At present, legislation in the U.K. features "adoptable" sewers, or sewers that become the responsibility of the privatized water companies, hence removing the direct cost of maintenance from the householder--an attractive political objective. In the past, these adoptable sewers have been defined in terms of their diameter, i.e. not less than 6-inch. One strategy to deliver universal adoption would be to ensure that all dwellings were connected to the sewer via 6-inch diameter building drains. However, this blanket solution, while politically attractive, could lead to severe deposition problems due to the low flow expected from single dwellings and future water conservation legislation.

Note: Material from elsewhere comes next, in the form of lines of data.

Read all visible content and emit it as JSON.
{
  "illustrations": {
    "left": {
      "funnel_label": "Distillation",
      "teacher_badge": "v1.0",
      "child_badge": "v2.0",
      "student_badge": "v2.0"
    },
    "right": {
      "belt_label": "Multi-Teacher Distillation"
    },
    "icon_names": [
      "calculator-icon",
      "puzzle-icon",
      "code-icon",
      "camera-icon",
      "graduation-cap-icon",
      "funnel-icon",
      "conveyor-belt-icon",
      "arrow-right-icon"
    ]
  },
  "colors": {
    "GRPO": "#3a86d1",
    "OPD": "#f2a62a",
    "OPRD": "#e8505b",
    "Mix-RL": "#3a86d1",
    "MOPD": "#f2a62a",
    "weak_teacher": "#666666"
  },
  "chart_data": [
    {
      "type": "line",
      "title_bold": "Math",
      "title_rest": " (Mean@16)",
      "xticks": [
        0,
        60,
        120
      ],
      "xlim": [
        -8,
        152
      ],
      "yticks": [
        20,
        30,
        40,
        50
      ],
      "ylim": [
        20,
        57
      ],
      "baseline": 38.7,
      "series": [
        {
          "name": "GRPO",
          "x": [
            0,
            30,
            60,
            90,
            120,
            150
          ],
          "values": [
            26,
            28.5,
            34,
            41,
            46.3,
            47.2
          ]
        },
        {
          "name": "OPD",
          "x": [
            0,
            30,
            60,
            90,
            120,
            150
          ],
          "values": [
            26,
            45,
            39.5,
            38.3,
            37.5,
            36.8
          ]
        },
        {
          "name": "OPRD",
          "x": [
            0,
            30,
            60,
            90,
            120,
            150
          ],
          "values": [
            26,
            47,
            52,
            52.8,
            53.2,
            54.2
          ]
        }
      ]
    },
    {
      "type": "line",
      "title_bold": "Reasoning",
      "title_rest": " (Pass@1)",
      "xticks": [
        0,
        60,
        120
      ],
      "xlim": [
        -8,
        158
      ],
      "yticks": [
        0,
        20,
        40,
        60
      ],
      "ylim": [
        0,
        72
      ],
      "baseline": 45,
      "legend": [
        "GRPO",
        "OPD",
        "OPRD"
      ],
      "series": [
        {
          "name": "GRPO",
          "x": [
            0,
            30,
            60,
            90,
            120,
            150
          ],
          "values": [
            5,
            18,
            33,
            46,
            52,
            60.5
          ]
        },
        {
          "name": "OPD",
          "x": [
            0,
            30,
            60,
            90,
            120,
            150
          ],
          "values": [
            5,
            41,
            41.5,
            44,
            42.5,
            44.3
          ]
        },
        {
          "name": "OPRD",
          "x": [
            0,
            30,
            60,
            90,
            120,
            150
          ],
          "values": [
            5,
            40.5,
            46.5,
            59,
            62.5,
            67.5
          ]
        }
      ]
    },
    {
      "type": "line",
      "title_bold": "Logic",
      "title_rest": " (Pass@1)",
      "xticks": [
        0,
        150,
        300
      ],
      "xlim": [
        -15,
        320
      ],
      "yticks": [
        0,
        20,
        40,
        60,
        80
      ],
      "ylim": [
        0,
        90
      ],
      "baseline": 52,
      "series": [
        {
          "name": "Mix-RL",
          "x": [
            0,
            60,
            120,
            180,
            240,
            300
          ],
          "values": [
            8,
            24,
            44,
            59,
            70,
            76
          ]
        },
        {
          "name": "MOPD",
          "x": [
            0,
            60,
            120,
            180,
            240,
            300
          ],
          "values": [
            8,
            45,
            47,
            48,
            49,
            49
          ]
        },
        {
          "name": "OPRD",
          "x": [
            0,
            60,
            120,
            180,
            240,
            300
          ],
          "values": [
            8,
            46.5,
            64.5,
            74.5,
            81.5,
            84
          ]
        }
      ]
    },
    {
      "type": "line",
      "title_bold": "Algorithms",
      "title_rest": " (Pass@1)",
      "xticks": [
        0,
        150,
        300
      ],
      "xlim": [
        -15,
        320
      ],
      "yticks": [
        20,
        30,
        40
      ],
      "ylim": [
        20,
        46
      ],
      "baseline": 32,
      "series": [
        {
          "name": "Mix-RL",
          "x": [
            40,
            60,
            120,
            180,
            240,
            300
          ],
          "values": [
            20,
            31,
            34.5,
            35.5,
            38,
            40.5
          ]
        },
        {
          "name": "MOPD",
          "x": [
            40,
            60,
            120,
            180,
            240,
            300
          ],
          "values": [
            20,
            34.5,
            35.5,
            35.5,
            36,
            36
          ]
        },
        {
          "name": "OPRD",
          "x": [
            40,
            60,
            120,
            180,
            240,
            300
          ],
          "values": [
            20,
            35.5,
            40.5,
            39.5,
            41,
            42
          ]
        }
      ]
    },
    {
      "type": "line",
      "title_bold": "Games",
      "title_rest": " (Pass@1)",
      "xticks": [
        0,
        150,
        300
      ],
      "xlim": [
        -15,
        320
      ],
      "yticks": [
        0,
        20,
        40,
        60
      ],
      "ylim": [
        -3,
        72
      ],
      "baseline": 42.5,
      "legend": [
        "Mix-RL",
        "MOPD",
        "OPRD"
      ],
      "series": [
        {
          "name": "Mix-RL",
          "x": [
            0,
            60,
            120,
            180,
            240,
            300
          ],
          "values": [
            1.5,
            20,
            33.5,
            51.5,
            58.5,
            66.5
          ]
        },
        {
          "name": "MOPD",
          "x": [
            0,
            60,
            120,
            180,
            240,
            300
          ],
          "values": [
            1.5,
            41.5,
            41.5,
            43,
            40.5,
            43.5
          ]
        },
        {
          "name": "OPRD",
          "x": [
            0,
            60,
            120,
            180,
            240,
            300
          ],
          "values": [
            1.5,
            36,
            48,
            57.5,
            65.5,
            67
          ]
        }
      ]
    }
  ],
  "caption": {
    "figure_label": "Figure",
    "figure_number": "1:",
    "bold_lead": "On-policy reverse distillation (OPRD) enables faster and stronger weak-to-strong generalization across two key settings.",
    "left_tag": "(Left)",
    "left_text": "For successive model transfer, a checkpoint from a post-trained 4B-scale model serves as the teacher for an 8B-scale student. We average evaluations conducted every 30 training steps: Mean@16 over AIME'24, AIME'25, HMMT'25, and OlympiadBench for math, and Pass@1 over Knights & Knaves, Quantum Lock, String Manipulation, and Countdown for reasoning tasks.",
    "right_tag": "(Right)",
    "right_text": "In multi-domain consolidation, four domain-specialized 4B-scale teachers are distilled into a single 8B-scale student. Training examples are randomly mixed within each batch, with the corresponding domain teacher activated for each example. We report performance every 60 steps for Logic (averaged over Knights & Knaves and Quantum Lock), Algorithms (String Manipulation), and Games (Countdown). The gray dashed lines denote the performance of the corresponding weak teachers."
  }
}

In order to contribute to the debate, both experimental and simulation studies were carried out to determine the likely flow conditions that would be experienced in the dwelling to the lateral drain, and also in the lateral as it collects flow from sequential dwellings. International data on flow loadings were also accessed. Together, this provided the evidence that led to a modification to the proposed legislation, re-introducing a linkage between flow loading, the number of dwellings served and the drain diameter. The first lesson from this code discussion is that code bodies must be willing to accept into their membership researchers who can perhaps "see over the hill." The second is that researchers must be willing to serve on code bodies. Both require cultural acceptance.
And finally, returning to Wellington's definition, the problem was, and has been over the past 200 years, that intelligence gathering was not regarded as a high priority by those more concerned with the face-to-face execution of their profession. The "we know how to do this without being told by a bunch of theorists" attitude remains strong. Perhaps breaking down those perceived barriers is the real research objective.